6.

101 4 1
                                    

"Akan tiba kita di titik perjalanan untuk berhenti mencari karena ingin ditemukan."

....

Selain mengusung konsep pejalan & kebudayaan segmented, Korintji Heritage-AMKO yang baru masih mengusung kedai yang ber-idealisme. Sejak dahulu Korintji Heritage cenderung pro lokal dan indie.
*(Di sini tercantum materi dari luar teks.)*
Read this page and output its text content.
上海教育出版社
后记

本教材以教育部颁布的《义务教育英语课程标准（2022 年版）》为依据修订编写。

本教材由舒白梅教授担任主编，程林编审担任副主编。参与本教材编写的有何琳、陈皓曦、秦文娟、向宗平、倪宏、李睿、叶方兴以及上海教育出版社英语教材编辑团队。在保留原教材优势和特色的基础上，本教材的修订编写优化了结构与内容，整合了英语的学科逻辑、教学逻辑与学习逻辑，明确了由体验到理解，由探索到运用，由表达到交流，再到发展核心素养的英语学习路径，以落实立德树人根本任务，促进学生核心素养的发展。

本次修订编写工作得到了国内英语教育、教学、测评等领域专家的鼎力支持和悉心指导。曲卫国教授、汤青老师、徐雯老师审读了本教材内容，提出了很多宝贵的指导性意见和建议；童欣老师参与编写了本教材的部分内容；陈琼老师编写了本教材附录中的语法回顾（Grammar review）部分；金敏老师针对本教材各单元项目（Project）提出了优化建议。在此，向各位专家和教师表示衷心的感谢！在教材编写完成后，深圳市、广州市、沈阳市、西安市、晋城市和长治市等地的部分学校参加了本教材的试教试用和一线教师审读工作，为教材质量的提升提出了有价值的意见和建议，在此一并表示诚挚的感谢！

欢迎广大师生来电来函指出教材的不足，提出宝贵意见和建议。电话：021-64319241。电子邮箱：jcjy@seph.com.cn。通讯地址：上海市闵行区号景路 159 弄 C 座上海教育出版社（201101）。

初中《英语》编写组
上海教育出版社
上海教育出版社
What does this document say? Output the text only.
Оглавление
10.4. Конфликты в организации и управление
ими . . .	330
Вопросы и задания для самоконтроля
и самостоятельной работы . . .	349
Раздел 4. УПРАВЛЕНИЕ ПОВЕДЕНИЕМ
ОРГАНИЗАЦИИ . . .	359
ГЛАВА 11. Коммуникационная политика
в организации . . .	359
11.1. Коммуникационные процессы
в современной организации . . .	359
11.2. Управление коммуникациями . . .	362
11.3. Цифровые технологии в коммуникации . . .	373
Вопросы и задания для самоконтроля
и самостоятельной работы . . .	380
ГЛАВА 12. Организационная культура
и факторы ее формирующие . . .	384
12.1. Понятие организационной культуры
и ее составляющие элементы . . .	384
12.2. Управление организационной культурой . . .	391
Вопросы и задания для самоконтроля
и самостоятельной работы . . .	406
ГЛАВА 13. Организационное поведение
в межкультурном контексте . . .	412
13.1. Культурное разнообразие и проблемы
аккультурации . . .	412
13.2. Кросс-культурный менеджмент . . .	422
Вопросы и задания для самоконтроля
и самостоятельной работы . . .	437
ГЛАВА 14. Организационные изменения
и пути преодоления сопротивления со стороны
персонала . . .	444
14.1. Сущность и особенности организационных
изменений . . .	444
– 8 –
Tanpa bermaksud mengurangi kualitas produk, Korintji lebih dominan untuk menekankan lini usaha kedainya pada konspe. Kedai yang selalu diiring music-musik seperti Iwan Fals, Efek Rumah Kaca, Iksan Skuter, Sisir Tanah dan kawan-kawannya ini menolak terlibat pada perdebatan tentang detail isi di dalam lingkaran cangkir kopi, melainkan lebih kepada lingkaran di luar cangkir yaitu; Manusia, cinta, dan bahasa.

Prinsip yang selalu dipegang teguh oleh Al dan Mas Janu, adalah bicara minum kopi di nusantara adalah bicara ide, kebersamaan, diskusi, tatap muka, dan lain sebagainya yang bisa dijadikan input, sedang output dari lingkaran kopi adalah lebih dari sekedar fatwa haram-halal biji-biji dan teknik seduh kopi, melainkang semangat, semangat produktif dan segala kebaikan-kebaikan bagi kehidupan-seperti yang kopi sudah lakukan kepada dunia; obrolang ringan tentang rencana pilihan RT atau gotong royonng desa sampai dengan revolusi Negara-negara di dunia, sebermulanya adalah ngopi.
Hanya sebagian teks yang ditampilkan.